Countable models of weakly quasi-o-minimal theories II

We confirm Martin’s conjecture for a broad subclass of weakly quasi-o-minimal theories.

💡 Research Summary

This paper continues the line of research initiated in the authors’ earlier works (MT20 and MT24) on the classification of countable models of weakly quasi‑o‑minimal theories. The central goal is to determine when a countable weakly quasi‑o‑minimal theory T has continuum many non‑isomorphic countable models and to verify Martin’s conjecture—a strengthening of Vaught’s conjecture—within broad subclasses of such theories.

The authors introduce the notion of a p‑semi‑interval, a relatively definable convex subset of the locus of a weakly o‑minimal type p, equipped with a distinguished minimal element. A family of p‑semi‑intervals is called simple if it does not contain a “shift”: a sequence of iterated unions Sⁿ(a) that strictly increases without stabilising. Simplicity is shown to be equivalent to the non‑existence of a definable family of semi‑intervals that contains a shift, and also to the property that every p‑semi‑interval is determined by an equivalence relation from the set Eₚ of relatively definable equivalence relations on the locus of p.

A key technical condition, denoted (R), requires that for every set A and every type p over A, every relatively A‑definable equivalence relation on the locus of p is already 0‑definable. The authors prove that, in the presence of simple semi‑intervals, (R) is equivalent to the theory being binary (all definable sets are Boolean combinations of binary relations). This equivalence allows them to transfer results from the binary case—where Vaught’s conjecture is known—to the more general setting.

The main results are:

1. Theorem 1. Let T be a countable weakly quasi‑o‑minimal theory. If either (i) T does not have simple semi‑intervals, or (ii) T admits a non‑convex 1‑type, then the number of countable models I(T,ℵ₀) equals 2^{ℵ₀}. The proof combines the characterization of simplicity with the existence of a definable family of semi‑intervals containing a shift (case (i)), and a construction of many non‑isomorphic models using a non‑convex type (case (ii)).

2. Theorem 2. Martin’s conjecture holds for almost ℵ₀‑categorical weakly quasi‑o‑minimal theories. By showing that such theories satisfy condition (R) and are therefore binary, the authors apply known results for binary theories to obtain the conjecture.

3. Theorem 3. Martin’s conjecture also holds for weakly quasi‑o‑minimal theories that are either binary, rosy, quasi‑o‑minimal, or have finite convex rank. Each of these additional hypotheses guarantees either the absence of simple semi‑intervals or the validity of (R), thus reducing the situation to the binary case.

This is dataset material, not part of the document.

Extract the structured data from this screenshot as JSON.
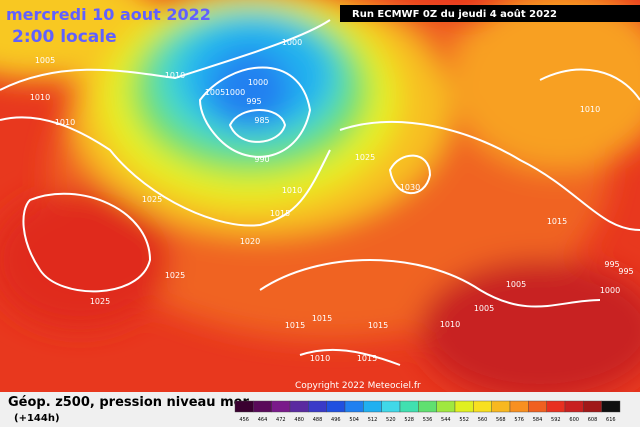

The paper also discusses examples that illustrate the limits of these results. Herwig et al. (1999) constructed a weakly o‑minimal ℵ₀‑categorical theory that is not binary, showing that Theorem 2 is strictly stronger than Theorem 3. Moreover, MT24 provides examples of weakly o‑minimal theories with exactly three countable models that are not almost ℵ₀‑categorical, indicating that Vaught’s conjecture remains open for the full class of weakly (quasi‑)o‑minimal theories.

In the final section, the authors outline future directions: developing criteria for the existence of shift families in more general contexts, extending the analysis to non‑rosy theories or those without finite convex rank, and refining the classification of weakly quasi‑o‑minimal theories beyond the binary setting.

Overall, the paper advances the understanding of the model‑theoretic landscape of weakly quasi‑o‑minimal theories by linking the combinatorial property of semi‑interval simplicity with deep classification conjectures, and by establishing Martin’s conjecture for several substantial subclasses.